В заключение замечу, что в части обеспечения «хорошего» качества общественных институтов очень значимой в понимании М является религия[10]: «… главам республики или царства надобно сохранять основы поддерживающей их религии. Поступая так, им будет легко сохранить государство свое религиозным, а следовательно, добрым и единым.» (Р: XII)

М: Свобода[править | править код]

Рассмотрение республиканской формы правления в теоретических трудах М во многом опирается на понятие «свободы». Его понимание данной категории вскрывается следующей цитатой: «… общие выгоды, которые проистекают из свободной жизни, … заключаются … в возможности свободно пользоваться собственным добром, не опасаться за честь жены и детей, не страшиться за свою судьбу …» (Р: XVI) Т.е. фактически М: свобода предстает неким вариантом ненасильственной справедливости в устроении общества, причем тексты М показывают, что данное качество характерно в его понимании исключительно для полисов (городов-государств). Для других же типов государств он данное качество не рассматривает.

Следующий интересный элемент данного понятия заключается в сильной его связи с социальными институтами. Общины, привыкшие к свободному самоуправлению, будут бороться за свое освобождение, даже если волею судьбы свобода у них была отнята успешным завоевателем: «… народ всегда стремится к двум вещам: во-первых, отомстить тем, кто оказался причиной его рабства, во-вторых, вновь обрести утраченную свободу» (Р: XVI); «Кто захватит город, с давних пор пользующийся свободой, и пощадит его, того город не пощадит» (Г: V); «… в республиках больше жизни, больше ненависти, больше жажды мести; в них никогда не умирает и не может умереть память о былой свободе.» (Г: V) Если же община уже привыкла к тирании над собой, то она и не окажет сильного сопротивления своему завоевателю: «Следует принять за непреложную истину, что развращенный город, живущий под властью государя, даже если государь его гибнет вместе со всем своим родом, никогда не может обратиться к свободе.» (Р: XVII) «Но если город или страна привыкли стоять под властью государя, а род его истребили, то жители города не так-то легко возьмутся за оружие, ибо, с одной стороны, привыкнув повиноваться, с другой – не имея старого государя, они не сумеют ни договориться об избрании нового, ни жить свободно. Так что у завоевателя будет достаточно времени, чтобы расположить их к себе и тем обеспечить себе безопасность.» (Г: V)
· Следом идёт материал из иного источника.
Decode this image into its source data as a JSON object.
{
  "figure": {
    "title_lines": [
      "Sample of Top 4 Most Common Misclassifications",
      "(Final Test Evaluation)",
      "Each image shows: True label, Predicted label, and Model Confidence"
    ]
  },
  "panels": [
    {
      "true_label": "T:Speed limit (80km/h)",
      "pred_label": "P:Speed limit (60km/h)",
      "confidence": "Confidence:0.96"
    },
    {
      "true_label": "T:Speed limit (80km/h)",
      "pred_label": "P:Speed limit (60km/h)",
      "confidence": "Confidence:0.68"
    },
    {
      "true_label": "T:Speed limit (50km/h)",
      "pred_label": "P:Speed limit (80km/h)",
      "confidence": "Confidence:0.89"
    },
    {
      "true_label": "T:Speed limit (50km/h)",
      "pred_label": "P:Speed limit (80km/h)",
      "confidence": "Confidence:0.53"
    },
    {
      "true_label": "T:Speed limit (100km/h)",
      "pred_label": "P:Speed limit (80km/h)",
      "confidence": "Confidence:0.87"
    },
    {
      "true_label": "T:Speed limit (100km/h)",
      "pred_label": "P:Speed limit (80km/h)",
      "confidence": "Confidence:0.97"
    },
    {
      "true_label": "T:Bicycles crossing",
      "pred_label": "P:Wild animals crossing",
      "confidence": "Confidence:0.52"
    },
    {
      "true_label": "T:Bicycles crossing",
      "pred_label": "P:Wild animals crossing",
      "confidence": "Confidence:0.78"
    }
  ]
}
М четко видит в основе стремления полиса к свободе его экономическую конкурентоспособность: «Нетрудно понять, почему у народа возникает такая любовь к свободной жизни. Ведь опыт показывает, что города увеличивают свои владения и умножают богатства, только будучи свободными. … великими города делает забота не о личном, а об общем благе. А общее благо принимается в расчет, бесспорно, только в республиках.» (Р: II, II) Дает здесь также свой вклад и стремление людей к защищенности: «… какие причины побуждают народ стремиться к свободе. Он обнаружит, что небольшая часть народа желает быть свободной, дабы властвовать; все же остальные, а их подавляющее большинство, стремятся к свободе ради своей безопасности.» (Р: XVI) Поэтому М считает народ более эффективным гарантом свободы, чем полисную знать: «когда охрана свободы вверена народу, он печется о ней больше и, не имея возможности сам узурпировать свободу, не позволяет этого и другим…» (Р: V)

Рассматривая историческую перспективу, М отмечает уменьшение количества свободных общин во времени: «Уроки истории учат также, какой вред наносит народам и городам рабство. Там, где теперь имеется всего лишь одна страна, о которой можно сказать, что она обладает свободными городами, в древности во всех странах жило множество совершенно свободных народов.» (Р: II, II) Причину такого оскудения свободного духа М видит прежде всего в христианстве: «А если наша религия и требует от нас силы, то лишь для того, чтобы мы были в состоянии терпеть, а не для того, чтобы мы совершали мужественные деяния. Такой образ жизни сделал, по-моему, мир слабым и отдал его во власть негодяям: они могут безбоязненно распоряжаться в нем как угодно, видя, что все люди, желая попасть в рай, больше помышляют о том, как бы стерпеть побои, нежели о том, как бы за них расплатиться. И если теперь кажется, что весь мир обабился, а небо разоружилось, то причина этому, несомненно, подлая трусость тех, кто истолковывал нашу религию, имея в виду праздность, а не доблесть. Если бы они приняли во внимание то, что религия наша допускает прославление и защиту отечества, то увидели бы, что она требует от нас, чтобы мы любили и почитали родину и готовили себя к тому, чтобы быть способными встать на ее защиту. Именно из-за такого рода воспитания и столь ложного истолкования нашей религии на свете не осталось такого же количества республик, какое было в древности, и следствием сего является то, что в народе не заметно теперь такой же любви к свободе, какая была в то время.» (Р: II, II)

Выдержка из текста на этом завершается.